Без Аристотеля «Книга» не приобрела бы для нас и для самого Фридриха высокого научного значения, его интерес к природе не был уникальным явлением, Аристотель придал ему методичность. Систематическая работа с текстом и изображениями, экспериментирование, собирание материала, внимательное выслушивание мнений всевозможных «специалистов», от сокольничих до врачей, ветеринаров, вроде Джордано Руффо, математиков — все это напоминает метод Стагирита, описанный в его зоологических сочинениях. Именно они могли убедить императора в дидактической важности изображений, в частности анатомических, на которые философ ссылается раз тридцать[480]. Эмпиризм мышления императора, его особый интерес к тем природным феноменам, которые поддаются чувственному восприятию, несомненно, близок Аристотелю, который на пути к философскому абстрагированию и метафизике не забывал, что «мы исследуем начала воспринимаемого чувствами, осязаемого тела»[481].
Этот эмпиризм отразился в натурализме миниатюр и пластики. Но в художественном творчестве эмпиризм переходит в иной регистр, он подчиняется правилам свойственным, в определенный момент и в определенном месте, тому выражению жизни человеческого духа, который мы не слишком четко, но осознанно называем стилем. Я убежден, что атланты Кастель дель Монте вполне мыслимы в императорской резиденции независимо от его ученых занятий и любопытства. Реалистическая трактовка орлиного оперения на мюнхенской камее или анатомическая точность обнаженных тел сыновей Ноя на камее из Британского музея (илл. 12) вполне могла найти отклик не только у читателя Аристотеля.
Эстетизация повседневной жизни двора выполняла традиционную для зрелого Средневековья репрезентативную функцию. Аристотель согласился бы с такой эстетизацией, ведь и для него наблюдение за животным миром сравнимо с удовольствием, которое испытываешь при созерцании произведения искусства, и Фридрих II был с этим мнением знаком[482]. Все это не значит, что он собирал камеи и расставлял повсюду свои страдальческие изображения, свидетельствовавшие о тяготах правления, именно потому, что начитался Аристотеля. Его интерес к природе и к наукам не объясняет целиком и полностью ни стиль, ни иконографию рассмотренных произведений. Хотя бы потому, что «натурализм» или «эмпиризм» еще не представляют собой стиля или движения. Они — художественная задача, которую кто-то мог сформулировать, руководствуясь собственным вкусом.

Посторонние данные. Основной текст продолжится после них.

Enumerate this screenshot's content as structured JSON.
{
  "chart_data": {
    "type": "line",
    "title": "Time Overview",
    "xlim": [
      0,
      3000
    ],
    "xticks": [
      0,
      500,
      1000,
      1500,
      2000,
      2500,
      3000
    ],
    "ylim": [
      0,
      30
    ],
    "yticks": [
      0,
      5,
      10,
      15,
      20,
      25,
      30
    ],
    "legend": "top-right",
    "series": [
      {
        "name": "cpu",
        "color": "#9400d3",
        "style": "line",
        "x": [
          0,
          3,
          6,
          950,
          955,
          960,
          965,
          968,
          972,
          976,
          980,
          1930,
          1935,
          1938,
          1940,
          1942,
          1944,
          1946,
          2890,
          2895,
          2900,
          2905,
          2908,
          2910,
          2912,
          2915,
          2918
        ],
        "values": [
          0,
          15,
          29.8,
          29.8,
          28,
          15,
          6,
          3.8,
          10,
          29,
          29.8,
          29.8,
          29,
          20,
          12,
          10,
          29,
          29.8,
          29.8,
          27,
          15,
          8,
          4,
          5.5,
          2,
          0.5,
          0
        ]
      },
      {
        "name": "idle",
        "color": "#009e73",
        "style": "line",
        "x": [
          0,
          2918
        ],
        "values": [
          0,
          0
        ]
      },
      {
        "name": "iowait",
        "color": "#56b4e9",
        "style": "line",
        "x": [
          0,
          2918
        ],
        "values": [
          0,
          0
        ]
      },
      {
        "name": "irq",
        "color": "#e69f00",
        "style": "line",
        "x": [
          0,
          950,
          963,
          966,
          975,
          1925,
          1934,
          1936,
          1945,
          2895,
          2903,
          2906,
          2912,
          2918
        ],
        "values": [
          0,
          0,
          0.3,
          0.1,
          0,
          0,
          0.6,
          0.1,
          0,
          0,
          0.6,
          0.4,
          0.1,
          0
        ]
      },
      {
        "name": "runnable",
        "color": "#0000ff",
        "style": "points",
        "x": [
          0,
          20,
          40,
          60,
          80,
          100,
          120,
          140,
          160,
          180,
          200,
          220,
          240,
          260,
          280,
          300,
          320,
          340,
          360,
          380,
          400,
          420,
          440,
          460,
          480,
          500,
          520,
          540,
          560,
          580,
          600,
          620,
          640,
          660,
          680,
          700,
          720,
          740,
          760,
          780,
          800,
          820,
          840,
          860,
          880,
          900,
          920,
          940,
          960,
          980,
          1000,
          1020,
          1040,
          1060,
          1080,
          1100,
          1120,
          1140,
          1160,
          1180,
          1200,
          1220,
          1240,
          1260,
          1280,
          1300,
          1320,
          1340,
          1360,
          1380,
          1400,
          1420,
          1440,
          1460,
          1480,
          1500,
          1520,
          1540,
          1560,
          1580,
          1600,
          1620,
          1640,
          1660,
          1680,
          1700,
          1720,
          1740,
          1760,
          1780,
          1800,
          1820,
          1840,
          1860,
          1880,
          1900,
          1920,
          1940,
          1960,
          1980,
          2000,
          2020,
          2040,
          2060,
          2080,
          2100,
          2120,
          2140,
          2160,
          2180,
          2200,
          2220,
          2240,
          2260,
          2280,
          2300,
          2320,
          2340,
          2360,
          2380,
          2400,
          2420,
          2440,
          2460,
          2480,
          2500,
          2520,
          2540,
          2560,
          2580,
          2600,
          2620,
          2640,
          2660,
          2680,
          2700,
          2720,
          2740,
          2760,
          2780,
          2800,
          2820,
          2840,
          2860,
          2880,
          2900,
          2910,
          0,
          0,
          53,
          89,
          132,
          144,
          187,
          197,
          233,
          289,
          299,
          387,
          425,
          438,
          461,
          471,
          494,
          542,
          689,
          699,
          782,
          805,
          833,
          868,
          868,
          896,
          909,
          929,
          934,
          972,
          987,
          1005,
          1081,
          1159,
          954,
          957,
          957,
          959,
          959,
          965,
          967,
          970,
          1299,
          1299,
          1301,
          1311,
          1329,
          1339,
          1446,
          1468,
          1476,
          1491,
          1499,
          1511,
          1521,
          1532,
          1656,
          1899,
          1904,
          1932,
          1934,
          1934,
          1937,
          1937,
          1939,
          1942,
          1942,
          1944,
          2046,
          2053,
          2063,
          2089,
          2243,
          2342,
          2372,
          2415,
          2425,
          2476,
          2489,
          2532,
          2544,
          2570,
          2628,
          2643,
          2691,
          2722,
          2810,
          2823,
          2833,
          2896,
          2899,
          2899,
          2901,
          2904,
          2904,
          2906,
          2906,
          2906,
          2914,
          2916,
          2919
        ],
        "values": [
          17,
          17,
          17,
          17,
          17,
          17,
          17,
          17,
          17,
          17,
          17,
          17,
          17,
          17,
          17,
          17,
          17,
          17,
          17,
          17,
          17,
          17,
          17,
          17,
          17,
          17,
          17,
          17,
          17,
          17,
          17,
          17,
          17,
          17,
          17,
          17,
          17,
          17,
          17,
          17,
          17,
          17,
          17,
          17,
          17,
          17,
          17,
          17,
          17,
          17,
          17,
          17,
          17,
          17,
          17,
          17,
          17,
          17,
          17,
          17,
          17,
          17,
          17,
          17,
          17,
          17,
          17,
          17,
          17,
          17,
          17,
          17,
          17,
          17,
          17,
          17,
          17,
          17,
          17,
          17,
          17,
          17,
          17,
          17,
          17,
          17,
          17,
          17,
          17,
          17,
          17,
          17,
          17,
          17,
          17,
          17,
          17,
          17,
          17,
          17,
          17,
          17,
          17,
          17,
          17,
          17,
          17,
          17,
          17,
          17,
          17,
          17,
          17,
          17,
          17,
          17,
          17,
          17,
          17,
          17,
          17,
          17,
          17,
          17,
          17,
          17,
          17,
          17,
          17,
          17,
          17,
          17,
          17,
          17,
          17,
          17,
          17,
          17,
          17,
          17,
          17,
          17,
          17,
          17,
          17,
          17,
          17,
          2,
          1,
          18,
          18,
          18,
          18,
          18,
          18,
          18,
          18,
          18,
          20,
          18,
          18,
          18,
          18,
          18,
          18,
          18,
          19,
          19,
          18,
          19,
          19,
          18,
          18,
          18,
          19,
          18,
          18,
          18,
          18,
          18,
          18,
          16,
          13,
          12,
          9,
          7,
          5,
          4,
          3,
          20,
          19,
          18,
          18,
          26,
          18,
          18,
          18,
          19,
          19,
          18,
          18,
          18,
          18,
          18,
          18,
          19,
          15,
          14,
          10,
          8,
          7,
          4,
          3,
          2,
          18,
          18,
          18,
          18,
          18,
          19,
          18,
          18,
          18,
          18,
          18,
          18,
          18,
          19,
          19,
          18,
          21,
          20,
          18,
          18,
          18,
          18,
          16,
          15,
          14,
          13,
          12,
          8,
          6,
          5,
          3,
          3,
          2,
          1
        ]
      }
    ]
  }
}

Астрология давно претендовала на звание науки, со времен Вавилона. Сегодня «профессиональные» астрологи числят себя в магистрах, профессорах, академиках и проч. Ее практическое применение связано было с повседневными нуждами, общими для слабых и сильных: погода и непогода, здоровье, исход войны, брак, дети, доходы. То, что мы называем «гаданием», можно было назвать более благородным «суждением», judicium, и тогда ворожба превращалась в «юдициарную астрологию», со своим философским, этическим и эстетическим багажом. В этом смысле она соответствовала тому, что Лотман — совсем не адепт астрологии — писал о неразрывной связи научного и художественного мышления[483].
Предлагаемые строки не являются ни «оправданием» астрологии, ни осуждением многовековых «предрассудков»[484]. Историческое бытование астрологии нуждается в осмыслении и, по возможности, в объяснении, как и любой «предрассудок». Например, охота на ведьм на рубеже Средневековья и Нового времени тоже генетически связана со средневековой астрологией. Мне хотелось бы поразмышлять над тем, какое место астрологические верования занимали в культуре Южной Италии времен Фридриха II, поэтому ограничусь лишь самыми общими замечаниями.
Христианский взгляд на мир веками шел на разного рода компромиссы с астральными верованиями, так или иначе противоречившими догмату об абсолютном всемогуществе Творца. Звезды и планеты знаменуют Божию волю, они — символы, божественные письмена. Но в то же время все астрологи и верившие в астрологию от Античности до Нового времени исходили из постулата, лучше всего сформулированного в девятом «слове» (verbum) исключительно популярного «Стослова» (Centiloquium), приписывавшегося Птолемею (I в. н. э.): «Лики этого мира подчинены ликам неба», vultus huius seculi subiecti sunt vultibus celestibus[485].
Эту максиму на все лады повторяли крупнейшие мыслители позднего Средневековья[486]. Vultus celestes были для средневековых людей, если угодно, метонимией всего небесного мира, того невидимого, потустороннего, но по-настоящему реального пространства, которое столь многое определяло в картине мира европейца. Бога и его «придворных», ангельскую иерархию, нельзя было увидеть, ибо они «скрыты» небесным сводом, именно поэтому средневековые «филологи» производили слово celum (небо) от celare (скрывать)[487].